If market participants request transmission rights for both directions the amount of capacity allocated through FTR obligation auction is more than the capacity allocated through PTRs or FTR options auction due to netting. Once the capacity is allocated in one direction TSO can provide immediately the corresponding capacity in the opposite direction and therefore the volume of transmission rights might be higher.
A prerequisite for FTRs is that cross-border trades will always be handled through the power exchanges.
With PTRs actors have the possibility to nominate capacity and thus can trade bilaterally without having the PXs involved for the transaction (except for Italy where the declaration to the PXs is necessary).
ENTSO-E reserves, however, in the above Educational Paper that it does not have major expertise in financial law and therefore the above conclusions might need to be confirmed on certain aspects (e.g. are FTR to be considered as CfDs as defined in MiFID? Or should FTR be considered as “a derivative contract on the transportation costs for a commodity” (Recital 25 of the Regulation)).

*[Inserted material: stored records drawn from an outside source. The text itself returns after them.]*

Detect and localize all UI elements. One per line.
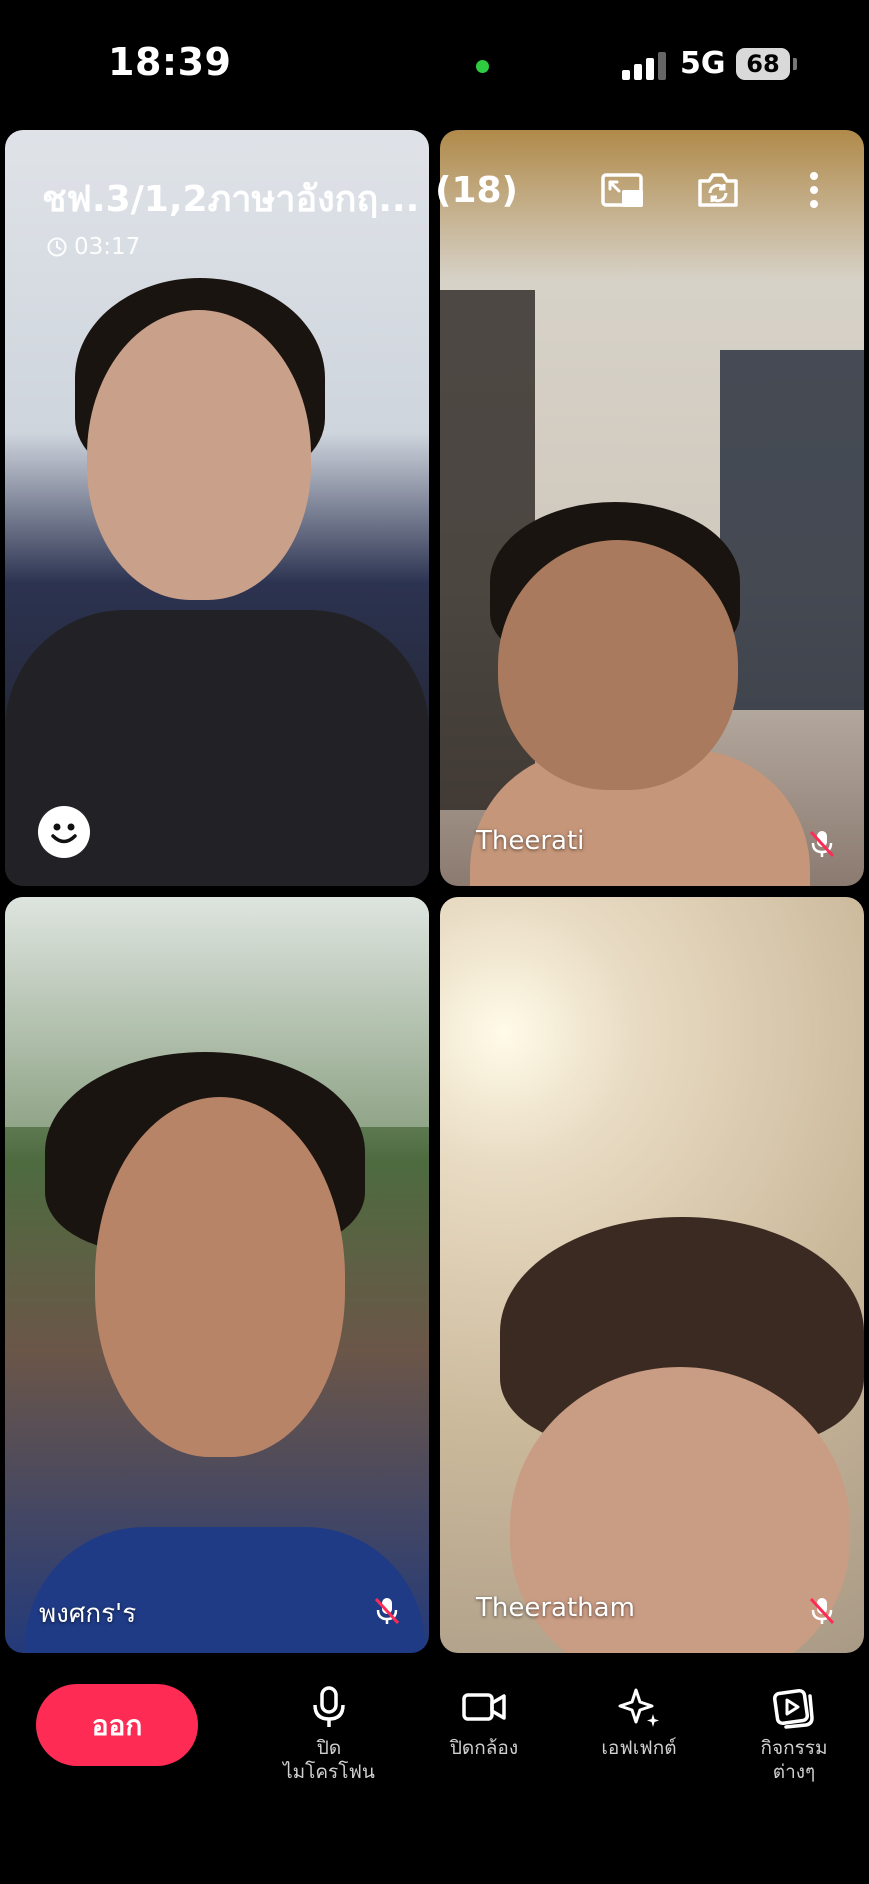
call-title[interactable]: ชฟ.3/1,2ภาษาอังกฤ... bbox=[42, 170, 419, 227]
mic-label-line2: ไมโครโฟน bbox=[283, 1761, 375, 1783]
video-camera-icon bbox=[462, 1693, 506, 1721]
activities-button[interactable]: กิจกรรม ต่างๆ bbox=[729, 1684, 859, 1784]
clock-icon bbox=[47, 237, 67, 257]
network-type: 5G bbox=[680, 46, 726, 81]
emoji-icon bbox=[51, 823, 77, 844]
battery-level: 68 bbox=[736, 48, 790, 80]
effects-button[interactable]: เอฟเฟกต์ bbox=[574, 1684, 704, 1760]
emoji-reaction-button[interactable] bbox=[38, 806, 90, 858]
mic-label-line1: ปิด bbox=[316, 1737, 342, 1759]
person-silhouette bbox=[5, 897, 429, 1653]
cellular-signal-icon bbox=[622, 52, 668, 80]
video-feed bbox=[440, 897, 864, 1653]
call-duration: 03:17 bbox=[74, 234, 141, 260]
video-feed bbox=[5, 897, 429, 1653]
leave-call-button[interactable]: ออก bbox=[36, 1684, 198, 1766]
mic-off-icon bbox=[809, 830, 835, 858]
microphone-icon bbox=[313, 1686, 345, 1727]
flip-camera-icon bbox=[698, 173, 738, 207]
activities-label-line1: กิจกรรม bbox=[760, 1737, 828, 1759]
effects-label: เอฟเฟกต์ bbox=[601, 1737, 677, 1759]
participant-name: พงศกร'ร bbox=[39, 1599, 137, 1629]
flip-camera-button[interactable] bbox=[694, 166, 742, 214]
status-time: 18:39 bbox=[108, 40, 232, 84]
camera-in-use-dot bbox=[476, 60, 489, 73]
status-bar: 18:39 5G 68 bbox=[0, 0, 869, 130]
picture-in-picture-icon bbox=[601, 173, 643, 207]
participant-tile[interactable]: Theerati bbox=[440, 130, 864, 886]
battery-icon bbox=[793, 58, 797, 70]
person-silhouette bbox=[440, 130, 864, 886]
person-silhouette bbox=[440, 897, 864, 1653]
mic-off-icon bbox=[809, 1597, 835, 1625]
mic-off-icon bbox=[374, 1597, 400, 1625]
participant-count[interactable]: (18) bbox=[435, 170, 518, 211]
more-vertical-icon bbox=[810, 172, 818, 208]
camera-label: ปิดกล้อง bbox=[449, 1737, 519, 1759]
sparkle-icon bbox=[618, 1688, 659, 1727]
video-feed bbox=[440, 130, 864, 886]
participant-tile[interactable]: Theeratham bbox=[440, 897, 864, 1653]
call-timer: 03:17 bbox=[46, 234, 140, 260]
video-call-screen: 18:39 5G 68 Theerati พงศกร'ร Theeratham … bbox=[0, 0, 869, 1884]
participant-tile[interactable]: พงศกร'ร bbox=[5, 897, 429, 1653]
mute-microphone-button[interactable]: ปิด ไมโครโฟน bbox=[264, 1684, 394, 1784]
participant-name: Theeratham bbox=[476, 1593, 635, 1623]
activities-label-line2: ต่างๆ bbox=[772, 1761, 816, 1783]
turn-off-camera-button[interactable]: ปิดกล้อง bbox=[419, 1684, 549, 1760]
more-options-button[interactable] bbox=[790, 166, 838, 214]
activities-icon bbox=[772, 1688, 814, 1729]
participant-name: Theerati bbox=[476, 826, 585, 856]
picture-in-picture-button[interactable] bbox=[598, 166, 646, 214]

The consequences of the qualifications at issue may involve in particular record-keeping obligations for investment firms, transaction reporting, market transparency, admission of financial instruments to trading etc.
As can easily be noticed the whole ENTSO-E conception is based on the MiFID wording for the “incidental” activity and this is the interpretation only. The regulatory clarification, in particular, at the EU financial authorities' level, would be of greater significance.

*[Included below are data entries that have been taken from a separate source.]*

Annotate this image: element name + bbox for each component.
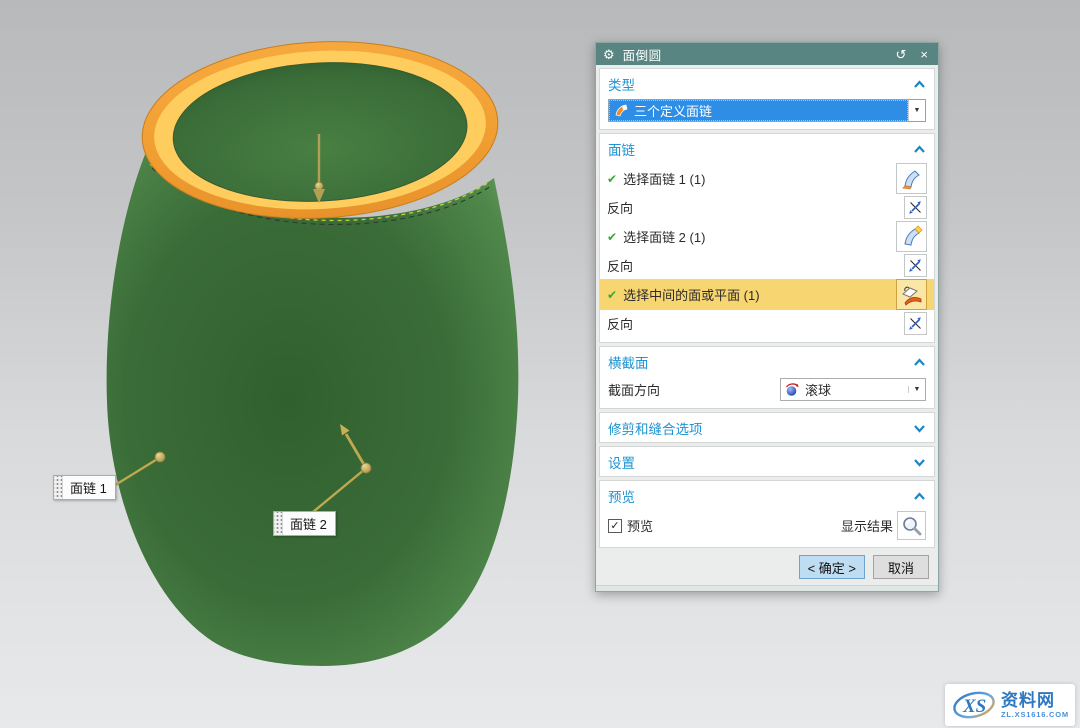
chevron-down-icon (913, 458, 926, 467)
direction-dropdown[interactable]: 滚球 ▼ (780, 378, 926, 401)
reverse2-button[interactable] (904, 254, 927, 277)
preview-checkbox-label: 预览 (627, 516, 841, 535)
type-dropdown[interactable]: 三个定义面链 ▼ (608, 99, 926, 122)
chevron-up-icon (913, 492, 926, 501)
dialog-resize-strip[interactable] (596, 585, 938, 591)
select-face-chain2-row[interactable]: ✔ 选择面链 2 (1) (607, 221, 927, 252)
check-icon: ✔ (607, 230, 617, 244)
reset-icon[interactable]: ↺ (893, 48, 910, 61)
section-direction-row: 截面方向 滚球 ▼ (608, 378, 926, 401)
ok-button[interactable]: < 确定 > (799, 555, 865, 579)
watermark-url: ZL.XS1616.COM (1001, 711, 1069, 719)
magnifier-icon (901, 515, 923, 537)
reverse-direction-icon (908, 258, 923, 273)
section-type-title: 类型 (608, 74, 635, 94)
reverse-direction-icon (908, 316, 923, 331)
type-dropdown-value[interactable]: 三个定义面链 (609, 100, 908, 121)
section-cross-section-title: 横截面 (608, 352, 649, 372)
face-chain2-button[interactable] (896, 221, 927, 252)
section-face-chain-header[interactable]: 面链 (607, 136, 927, 161)
dialog-titlebar[interactable]: ⚙ 面倒圆 ↺ × (596, 43, 938, 65)
preview-row: ✓ 预览 显示结果 (608, 511, 926, 540)
reverse2-row: 反向 (607, 254, 927, 277)
section-cross-section: 横截面 截面方向 滚球 ▼ (599, 346, 935, 409)
reverse-direction-icon (908, 200, 923, 215)
middle-face-button[interactable] (896, 279, 927, 310)
reverse3-label: 反向 (607, 314, 904, 333)
label-grip[interactable] (54, 476, 63, 499)
chevron-up-icon (913, 145, 926, 154)
chain2-label-text: 面链 2 (283, 512, 335, 535)
chain1-label[interactable]: 面链 1 (53, 475, 116, 500)
chain1-label-text: 面链 1 (63, 476, 115, 499)
select-face-chain2-label: 选择面链 2 (1) (623, 227, 705, 246)
reverse2-label: 反向 (607, 256, 904, 275)
chevron-up-icon (913, 358, 926, 367)
reverse1-button[interactable] (904, 196, 927, 219)
face-chain2-icon (900, 225, 924, 249)
watermark-name: 资料网 (1001, 692, 1069, 709)
face-chain1-button[interactable] (896, 163, 927, 194)
section-trim: 修剪和缝合选项 (599, 412, 935, 443)
select-middle-face-label: 选择中间的面或平面 (1) (623, 285, 760, 304)
section-cross-section-header[interactable]: 横截面 (607, 349, 927, 374)
section-settings-title: 设置 (608, 452, 635, 472)
section-settings: 设置 (599, 446, 935, 477)
section-preview: 预览 ✓ 预览 显示结果 (599, 480, 935, 548)
show-result-button[interactable] (897, 511, 926, 540)
reverse3-button[interactable] (904, 312, 927, 335)
cancel-button[interactable]: 取消 (873, 555, 929, 579)
chain2-label[interactable]: 面链 2 (273, 511, 336, 536)
type-value-text: 三个定义面链 (634, 101, 712, 120)
reverse3-row: 反向 (607, 312, 927, 335)
direction-value-text: 滚球 (805, 380, 831, 399)
section-settings-header[interactable]: 设置 (607, 449, 927, 474)
check-icon: ✔ (607, 172, 617, 186)
close-icon[interactable]: × (917, 48, 931, 61)
middle-face-icon (900, 283, 924, 307)
chevron-up-icon (913, 80, 926, 89)
face-chain1-icon (900, 167, 924, 191)
select-face-chain1-label: 选择面链 1 (1) (623, 169, 705, 188)
dialog-footer: < 确定 > 取消 (596, 548, 938, 585)
section-trim-title: 修剪和缝合选项 (608, 418, 703, 438)
check-icon: ✔ (607, 288, 617, 302)
face-blend-dialog: ⚙ 面倒圆 ↺ × 类型 三个定义面链 ▼ 面链 (595, 42, 939, 592)
section-type-header[interactable]: 类型 (607, 71, 927, 96)
rolling-ball-icon (785, 382, 800, 397)
reverse1-label: 反向 (607, 198, 904, 217)
chevron-down-icon (913, 424, 926, 433)
section-preview-header[interactable]: 预览 (607, 483, 927, 508)
section-face-chain: 面链 ✔ 选择面链 1 (1) 反向 (599, 133, 935, 343)
select-face-chain1-row[interactable]: ✔ 选择面链 1 (1) (607, 163, 927, 194)
section-face-chain-title: 面链 (608, 139, 635, 159)
svg-text:XS: XS (962, 696, 986, 717)
section-type: 类型 三个定义面链 ▼ (599, 68, 935, 130)
section-preview-title: 预览 (608, 486, 635, 506)
watermark-badge: XS 资料网 ZL.XS1616.COM (945, 684, 1075, 726)
vase-body[interactable] (107, 152, 519, 666)
gear-icon: ⚙ (603, 48, 615, 61)
xs-logo-icon: XS (951, 688, 997, 722)
direction-label: 截面方向 (608, 380, 780, 399)
preview-checkbox[interactable]: ✓ (608, 519, 622, 533)
type-dropdown-caret[interactable]: ▼ (908, 100, 925, 121)
three-face-chain-icon (614, 103, 629, 118)
show-result-label: 显示结果 (841, 516, 893, 535)
reverse1-row: 反向 (607, 196, 927, 219)
direction-dropdown-caret[interactable]: ▼ (908, 386, 925, 393)
section-trim-header[interactable]: 修剪和缝合选项 (607, 415, 927, 440)
select-middle-face-row[interactable]: ✔ 选择中间的面或平面 (1) (600, 279, 934, 310)
label-grip[interactable] (274, 512, 283, 535)
dialog-title: 面倒圆 (623, 45, 885, 64)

Considering the review process the MiFID is currently undergoing ENTSO-E observes a general exemption may be granted to all products issued by TSOs under Article 2(1)(n) of the modified Directive. The said provision states:
“This Directive shall not apply to transmission system operators as defined in Article 2(4) of Directive 2009/72/EC or Article 2(4) of Directive 2009/73/EC when carrying out their tasks under those Directives or Regulation (EC) 714/2009 or Regulation (EC) 715/2009 or network codes or guidelines adopted pursuant those Regulations”.
However, the clause would not apply to potential Joint Auction Office issuing FTRs.

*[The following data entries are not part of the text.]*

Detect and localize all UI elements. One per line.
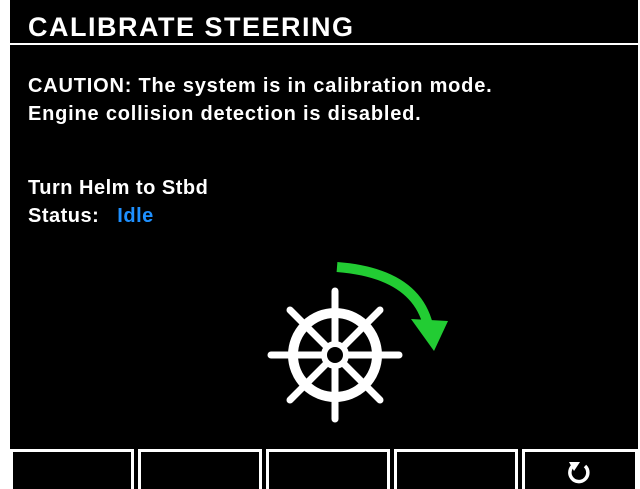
softkey-back-button[interactable] [522,449,638,489]
status-label: Status: [28,205,100,227]
ship-helm-wheel-icon [267,287,403,423]
caution-line-1: CAUTION: The system is in calibration mo… [28,75,493,97]
status-value: Idle [117,205,154,227]
status-row: Status: Idle [28,202,154,230]
softkey-1[interactable] [10,449,134,489]
calibration-screen: CALIBRATE STEERING CAUTION: The system i… [10,0,638,489]
title-bar: CALIBRATE STEERING [10,10,638,45]
back-icon [568,462,590,484]
caution-line-2: Engine collision detection is disabled. [28,103,422,125]
softkey-4[interactable] [394,449,518,489]
softkey-bar [10,449,638,489]
page-title: CALIBRATE STEERING [28,12,355,42]
calibration-graphic [250,255,480,435]
softkey-2[interactable] [138,449,262,489]
calibration-graphic-svg [267,262,448,423]
instruction-text: Turn Helm to Stbd [28,177,209,199]
caution-message: CAUTION: The system is in calibration mo… [28,72,492,128]
softkey-3[interactable] [266,449,390,489]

ENTSO-E has prepared a response to the MiFID consultation proposing a modification of Article 2(1)(n) of MiFID in order to include also “any platform performing the allocation of long term transmission rights on behalf the transmission system operator” to be exempted from the application of MiFID.
Qualification of physical transmission rights
PTR + UIOSI in the ENTSO-E opinion are not financial instruments since they do not fulfil any of the conditions for financial instruments listed in the Directive.